Prime Minister Theresa May gathered her party for its annual conference yesterday, under immediate attack from leading rival Boris Johnson over her strategy for pulling Britain out of the European Union.
The Conservative leader arrived in Birmingham, central England, only days after the EU rejected her plan for close trade links after Brexit and demanded a rethink before a summit in mid-October.
Many of her Eurosceptic MPs also oppose the proposal and, led by former foreign minister Johnson, will use the conference to argue for a looser trade agreement instead. Johnson, long tipped as a successor to May, published his own Brexit program last week, and in an interview with the Sunday Times newspaper, condemned her plan as "deranged" and "preposterous."

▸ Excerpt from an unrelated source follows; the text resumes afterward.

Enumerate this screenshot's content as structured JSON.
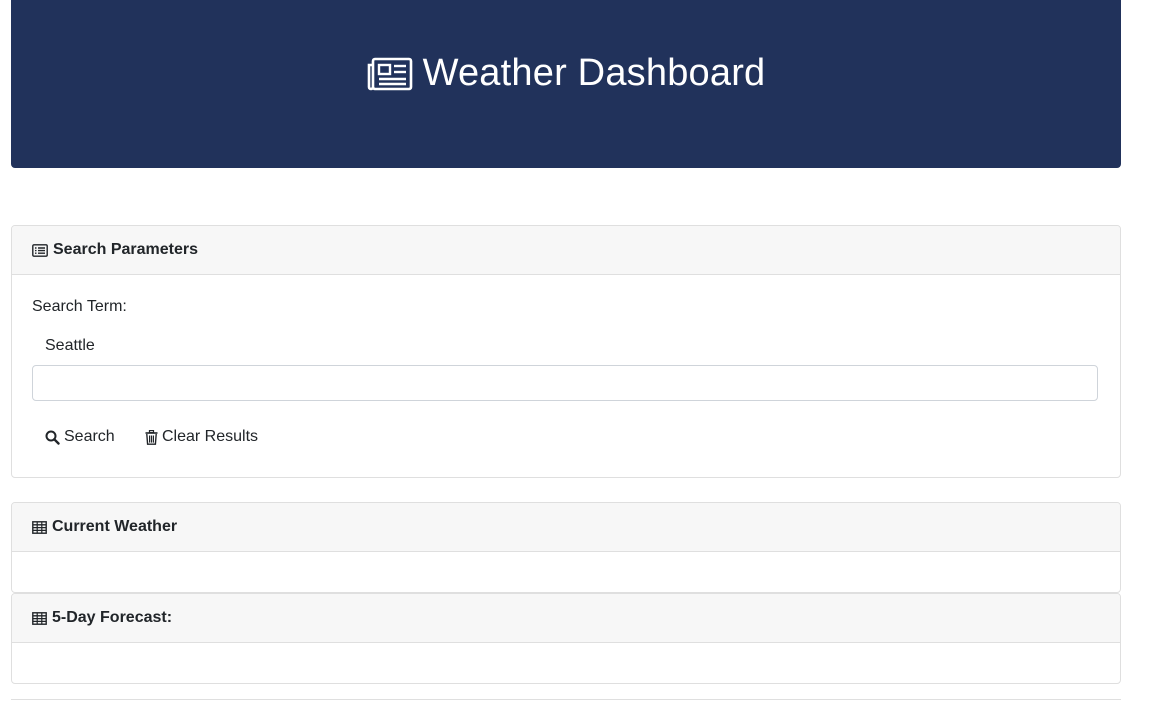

May also came under pressure from pro-Europeans in her party, with protesters set to hold a rally in Birmingham for a second Brexit vote, which she has ruled out. In a BBC interview yesterday, the prime minister said her plan was the only way to protect cross-border trade in goods and avoid physical checks on the Irish border. "My message to my party is, let's come together and get the best deal for Britain," she said.
Since losing her parliamentary majority in a disastrous snap election last year, May has faced endless internal plotting and rumors of a leadership challenge. Many potential successors inside and outside her cabinet will address delegates this week, notably Johnson, who quit in July over May's Brexit plan.